Pavel démissionne après avoir traité Maxime de « pourriture morale ». Serait-ce là un des Buts de la vie ? Et puis, Natacha annonce son retour. Elle a compris que le bonheur n’est pas plus aux USA qu’en Russie, qu’elle a eu tort d’abandonner sa mère malade. Igor continue à échafauder des scenarios romanesques « sur des montagnes russes d’idées délirantes » menant les hommes à la conquête de Mars ! Mais Pavel n’est pas loin de penser qu’Igor a raison « d’inventer sa vie ». En tout cas, Pavel a retrouvé l’estime de soi, apaisé, mais sans illusions.
La dernière page du roman se passe dans la rue. La foule insouciante ne recherche que le bonheur. Igor et Pavel sont devant un immeuble officiel par la fenêtre duquel ils aperçoivent un portrait, tout aussi officiel : « Le portrait les regarde avec curiosité : durant toutes ces années, ils avaient en le temps de prendre l’habitude de ce visage… ». Nul besoin de préciser à qui appartient ce visage (cf. le premier mot du livre pour les distraits).
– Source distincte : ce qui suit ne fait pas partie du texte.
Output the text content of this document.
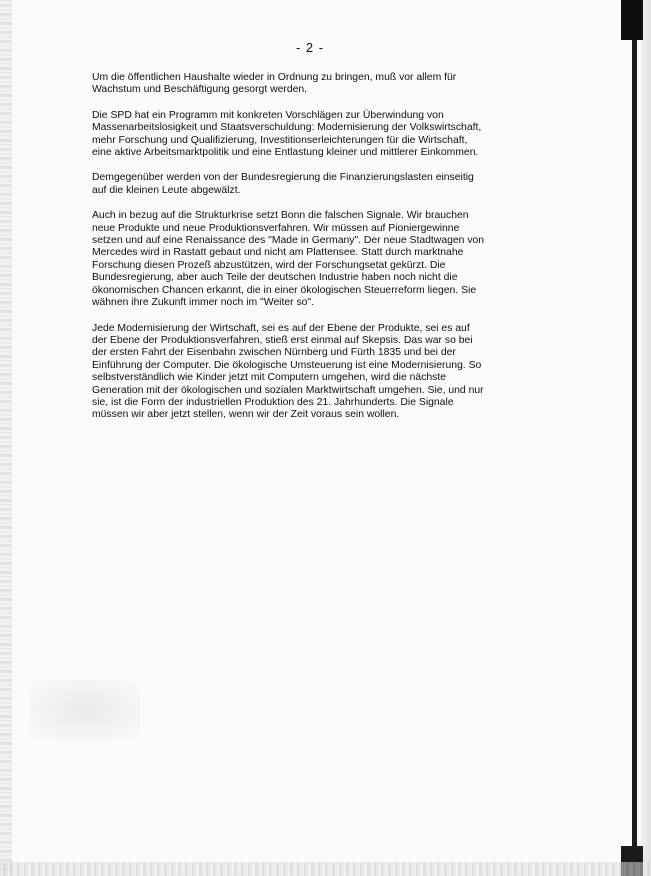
- 2 -

Um die öffentlichen Haushalte wieder in Ordnung zu bringen, muß vor allem für
Wachstum und Beschäftigung gesorgt werden.

Die SPD hat ein Programm mit konkreten Vorschlägen zur Überwindung von
Massenarbeitslosigkeit und Staatsverschuldung: Modernisierung der Volkswirtschaft,
mehr Forschung und Qualifizierung, Investitionserleichterungen für die Wirtschaft,
eine aktive Arbeitsmarktpolitik und eine Entlastung kleiner und mittlerer Einkommen.

Demgegenüber werden von der Bundesregierung die Finanzierungslasten einseitig
auf die kleinen Leute abgewälzt.

Auch in bezug auf die Strukturkrise setzt Bonn die falschen Signale. Wir brauchen
neue Produkte und neue Produktionsverfahren. Wir müssen auf Pioniergewinne
setzen und auf eine Renaissance des "Made in Germany". Der neue Stadtwagen von
Mercedes wird in Rastatt gebaut und nicht am Plattensee. Statt durch marktnahe
Forschung diesen Prozeß abzustützen, wird der Forschungsetat gekürzt. Die
Bundesregierung, aber auch Teile der deutschen Industrie haben noch nicht die
ökonomischen Chancen erkannt, die in einer ökologischen Steuerreform liegen. Sie
wähnen ihre Zukunft immer noch im "Weiter so".

Jede Modernisierung der Wirtschaft, sei es auf der Ebene der Produkte, sei es auf
der Ebene der Produktionsverfahren, stieß erst einmal auf Skepsis. Das war so bei
der ersten Fahrt der Eisenbahn zwischen Nürnberg und Fürth 1835 und bei der
Einführung der Computer. Die ökologische Umsteuerung ist eine Modernisierung. So
selbstverständlich wie Kinder jetzt mit Computern umgehen, wird die nächste
Generation mit der ökologischen und sozialen Marktwirtschaft umgehen. Sie, und nur
sie, ist die Form der industriellen Produktion des 21. Jahrhunderts. Die Signale
müssen wir aber jetzt stellen, wenn wir der Zeit voraus sein wollen.
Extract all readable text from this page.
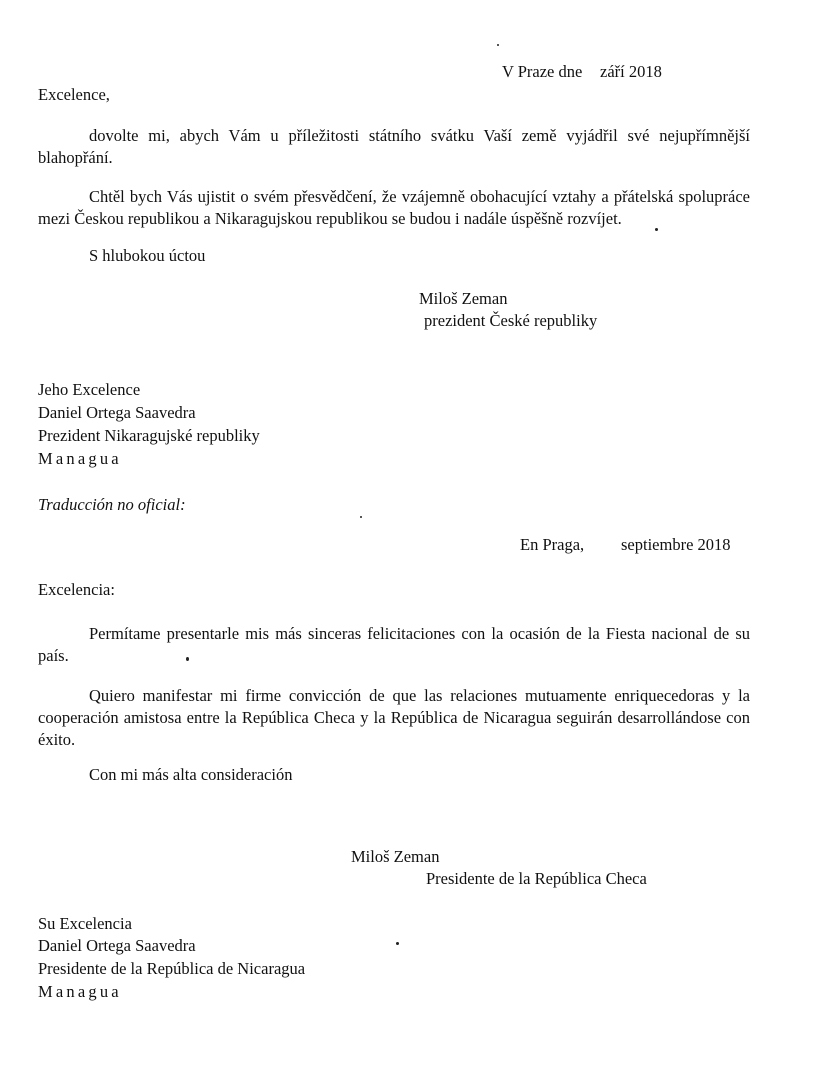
V Praze dne září 2018
Excelence,
dovolte mi, abych Vám u příležitosti státního svátku Vaší země vyjádřil své nejupřímnější blahopřání.
Chtěl bych Vás ujistit o svém přesvědčení, že vzájemně obohacující vztahy a přátelská spolupráce mezi Českou republikou a Nikaragujskou republikou se budou i nadále úspěšně rozvíjet.
S hlubokou úctou
Miloš Zeman
prezident České republiky
Jeho Excelence
Daniel Ortega Saavedra
Prezident Nikaragujské republiky
Managua
Traducción no oficial:
En Praga, septiembre 2018
Excelencia:
Permítame presentarle mis más sinceras felicitaciones con la ocasión de la Fiesta nacional de su país.
Quiero manifestar mi firme convicción de que las relaciones mutuamente enriquecedoras y la cooperación amistosa entre la República Checa y la República de Nicaragua seguirán desarrollándose con éxito.
Con mi más alta consideración
Miloš Zeman
Presidente de la República Checa
Su Excelencia
Daniel Ortega Saavedra
Presidente de la República de Nicaragua
Managua
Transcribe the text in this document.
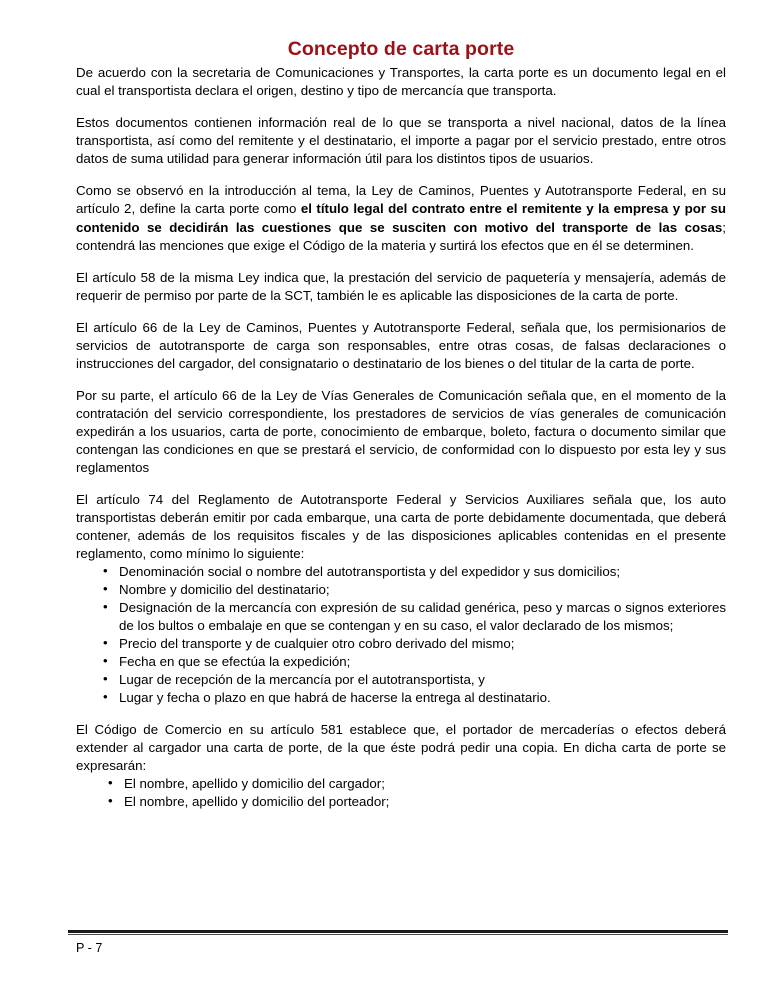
Concepto de carta porte

De acuerdo con la secretaria de Comunicaciones y Transportes, la carta porte es un documento legal en el cual el transportista declara el origen, destino y tipo de mercancía que transporta.

Estos documentos contienen información real de lo que se transporta a nivel nacional, datos de la línea transportista, así como del remitente y el destinatario, el importe a pagar por el servicio prestado, entre otros datos de suma utilidad para generar información útil para los distintos tipos de usuarios.

Como se observó en la introducción al tema, la Ley de Caminos, Puentes y Autotransporte Federal, en su artículo 2, define la carta porte como el título legal del contrato entre el remitente y la empresa y por su contenido se decidirán las cuestiones que se susciten con motivo del transporte de las cosas; contendrá las menciones que exige el Código de la materia y surtirá los efectos que en él se determinen.

El artículo 58 de la misma Ley indica que, la prestación del servicio de paquetería y mensajería, además de requerir de permiso por parte de la SCT, también le es aplicable las disposiciones de la carta de porte.

El artículo 66 de la Ley de Caminos, Puentes y Autotransporte Federal, señala que, los permisionarios de servicios de autotransporte de carga son responsables, entre otras cosas, de falsas declaraciones o instrucciones del cargador, del consignatario o destinatario de los bienes o del titular de la carta de porte.

Por su parte, el artículo 66 de la Ley de Vías Generales de Comunicación señala que, en el momento de la contratación del servicio correspondiente, los prestadores de servicios de vías generales de comunicación expedirán a los usuarios, carta de porte, conocimiento de embarque, boleto, factura o documento similar que contengan las condiciones en que se prestará el servicio, de conformidad con lo dispuesto por esta ley y sus reglamentos

El artículo 74 del Reglamento de Autotransporte Federal y Servicios Auxiliares señala que, los auto transportistas deberán emitir por cada embarque, una carta de porte debidamente documentada, que deberá contener, además de los requisitos fiscales y de las disposiciones aplicables contenidas en el presente reglamento, como mínimo lo siguiente:

• Denominación social o nombre del autotransportista y del expedidor y sus domicilios;
• Nombre y domicilio del destinatario;
• Designación de la mercancía con expresión de su calidad genérica, peso y marcas o signos exteriores de los bultos o embalaje en que se contengan y en su caso, el valor declarado de los mismos;
• Precio del transporte y de cualquier otro cobro derivado del mismo;
• Fecha en que se efectúa la expedición;
• Lugar de recepción de la mercancía por el autotransportista, y
• Lugar y fecha o plazo en que habrá de hacerse la entrega al destinatario.

El Código de Comercio en su artículo 581 establece que, el portador de mercaderías o efectos deberá extender al cargador una carta de porte, de la que éste podrá pedir una copia. En dicha carta de porte se expresarán:

• El nombre, apellido y domicilio del cargador;
• El nombre, apellido y domicilio del porteador;
P - 7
J’ai aimé le ton désabusé et tendre de cette fable. Igor Saveliev pose sur le monde un regard à la fois sans illusions et plein de fraicheur, comme Harpo Marx… J’ai aimé son écriture, les images sont souvent originales, ainsi ces « vacances de février qui s’écrasent en semoule blanche contre la fenêtre », ou bien le portrait de cette « brune à lunettes d’une majestueuse sécheresse de corbeau. Elle dirige une agence de mannequins. ». Il y a aussi l’appartement de la grand-mère d’Igor… « Il règne toujours dans cet appartement une semi-obscurité, et dès que le soleil se cache – et l’hiver, il se fait discret comme une marchandise de contrebande -, un voile de torpeur tombe sur la pièce ».